Denali National Park is re-evaluating how it manages traffic along the park road. We will conclude a multi-year process later this summer with a management plan that will focus less on a specific number of vehicles on the road and more on ways to maintain a high quality visitor experience and not adversely change the wildlife patterns in the park. We have had substantial comment from the business community, and appreciate that guidance.

Denali is also looking at plowing the park road several more miles to the west each winter, beginning next winter. This planning process started with a request from municipal government in Fairbanks as well as the travel industry. While the decision is not final, we believe this will expand access for both visitors and Alaskans looking for expanded winter opportunities.
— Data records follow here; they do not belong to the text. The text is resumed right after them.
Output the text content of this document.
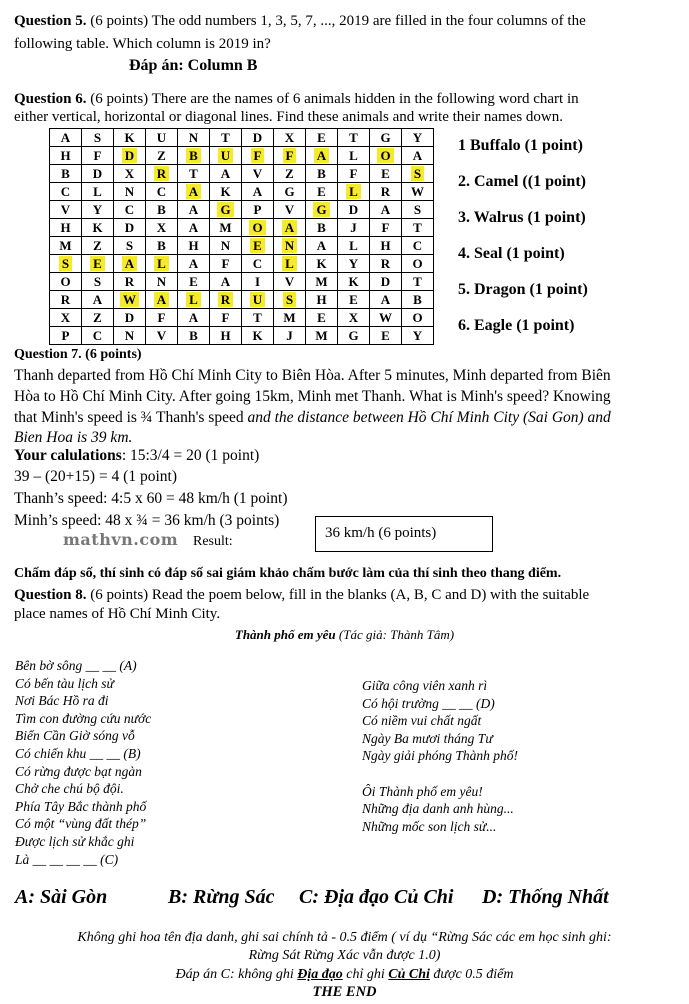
Question 5. (6 points) The odd numbers 1, 3, 5, 7, ..., 2019 are filled in the four columns of the
following table. Which column is 2019 in?
Đáp án: Column B
Question 6. (6 points) There are the names of 6 animals hidden in the following word chart in
either vertical, horizontal or diagonal lines. Find these animals and write their names down.
A	S	K	U	N	T	D	X	E	T	G	Y
H	F	D	Z	B	U	F	F	A	L	O	A
B	D	X	R	T	A	V	Z	B	F	E	S
C	L	N	C	A	K	A	G	E	L	R	W
V	Y	C	B	A	G	P	V	G	D	A	S
H	K	D	X	A	M	O	A	B	J	F	T
M	Z	S	B	H	N	E	N	A	L	H	C
S	E	A	L	A	F	C	L	K	Y	R	O
O	S	R	N	E	A	I	V	M	K	D	T
R	A	W	A	L	R	U	S	H	E	A	B
X	Z	D	F	A	F	T	M	E	X	W	O
P	C	N	V	B	H	K	J	M	G	E	Y
1 Buffalo (1 point)
2. Camel ((1 point)
3. Walrus (1 point)
4. Seal (1 point)
5. Dragon (1 point)
6. Eagle (1 point)
Question 7. (6 points)
Thanh departed from Hồ Chí Minh City to Biên Hòa. After 5 minutes, Minh departed from Biên
Hòa to Hồ Chí Minh City. After going 15km, Minh met Thanh. What is Minh's speed? Knowing
that Minh's speed is ¾ Thanh's speed and the distance between Hồ Chí Minh City (Sai Gon) and
Bien Hoa is 39 km.
Your calulations: 15:3/4 = 20 (1 point)
39 – (20+15) = 4 (1 point)
Thanh’s speed: 4:5 x 60 = 48 km/h (1 point)
Minh’s speed: 48 x ¾ = 36 km/h (3 points)
mathvn.com Result:
36 km/h (6 points)
Chấm đáp số, thí sinh có đáp số sai giám khảo chấm bước làm của thí sinh theo thang điểm.
Question 8. (6 points) Read the poem below, fill in the blanks (A, B, C and D) with the suitable
place names of Hồ Chí Minh City.
Thành phố em yêu (Tác giả: Thành Tâm)
Bên bờ sông __ __ (A)
Có bến tàu lịch sử
Nơi Bác Hồ ra đi
Tìm con đường cứu nước
Biển Cần Giờ sóng vỗ
Có chiến khu __ __ (B)
Có rừng được bạt ngàn
Chở che chú bộ đội.
Phía Tây Bắc thành phố
Có một “vùng đất thép”
Được lịch sử khắc ghi
Là __ __ __ __ (C)
Giữa công viên xanh rì
Có hội trường __ __ (D)
Có niềm vui chất ngất
Ngày Ba mươi tháng Tư
Ngày giải phóng Thành phố!
Ôi Thành phố em yêu!
Những địa danh anh hùng...
Những mốc son lịch sử...
A: Sài Gòn	B: Rừng Sác C: Địa đạo Củ Chi D: Thống Nhất
Không ghi hoa tên địa danh, ghi sai chính tả - 0.5 điểm ( ví dụ “Rừng Sác các em học sinh ghi:
Rừng Sát Rừng Xác vẫn được 1.0)
Đáp án C: không ghi Địa đạo chỉ ghi Củ Chi được 0.5 điểm
THE END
We are in mid-stream on two lawsuits regarding our jurisdiction on the Yukon River and other navigable waters. The Department of Justice represents the Park Service, and while our position has not been set out before the federal courts in detail, I can say that we believe our regulations in the area of boating safety (which parallel state regulation) and resource protection do apply on navigable waters passing through units of the National Park System. The State of Alaska and many Alaskans believe otherwise, and it is this disagreement that the courts will have the opportunity to sort out.

At the core of the NPS mission is our role in stewarding some spectacular cultural and natural resources around the country. While we have some special provisions that guide our management in Alaska, we are still part of a national system of parks. One area where we face some challenges has to do with wildlife, where the state has a role, but so too do we have responsibilities. Our legal and policy frameworks do not always align neatly, so we seek to cooperate given that the species – and many individuals – don’t understand those differences.

As I mentioned at the beginning of my presentation, the National Park Service is coming up on its 100th anniversary as an agency. With that in mind, we are looking at how we do business and how that might change in our second century. There are a few key questions I’d like to leave you with, and hear your answers either this morning or by one of the contact cards we’ve left on your tables.

Most of our visitation looks a bit like the audience in this room, and I count myself among you – fairly white and middle aged or older. Less and less, this is not the face of America or Alaska. We want to attract not only people who come from a demographic like this room, but people who are younger, who come from a wide range of educational and economic backgrounds, or whose parents immigrated to the United States to become Americans by choice.

As a federal agency, we are lurching into 21st Century technology but we are not at the place where many of you are in terms of how you plan vacations or attract customers.

How might we do better in terms of offering a “virtual visit,” trip planning, or other information on-line and on mobile devices? How are we doing with you as business partners? We have a relationship with some 400 businesses. I know that cheaper and faster is going to be one suggestion, but what specifically could we try to do that would make working with our agency easier for you?

And as Alaskans who likely enjoy recreation in this amazing state, what can we do differently in the parks? Are there commercial activities, like the winter snow coach idea, that we should be considering? Are there other issues we might be able to address?

I appreciate the work over the decades that RDC and its members have done with the National Park Service. I look forward to continuing that relationship, and would welcome any questions.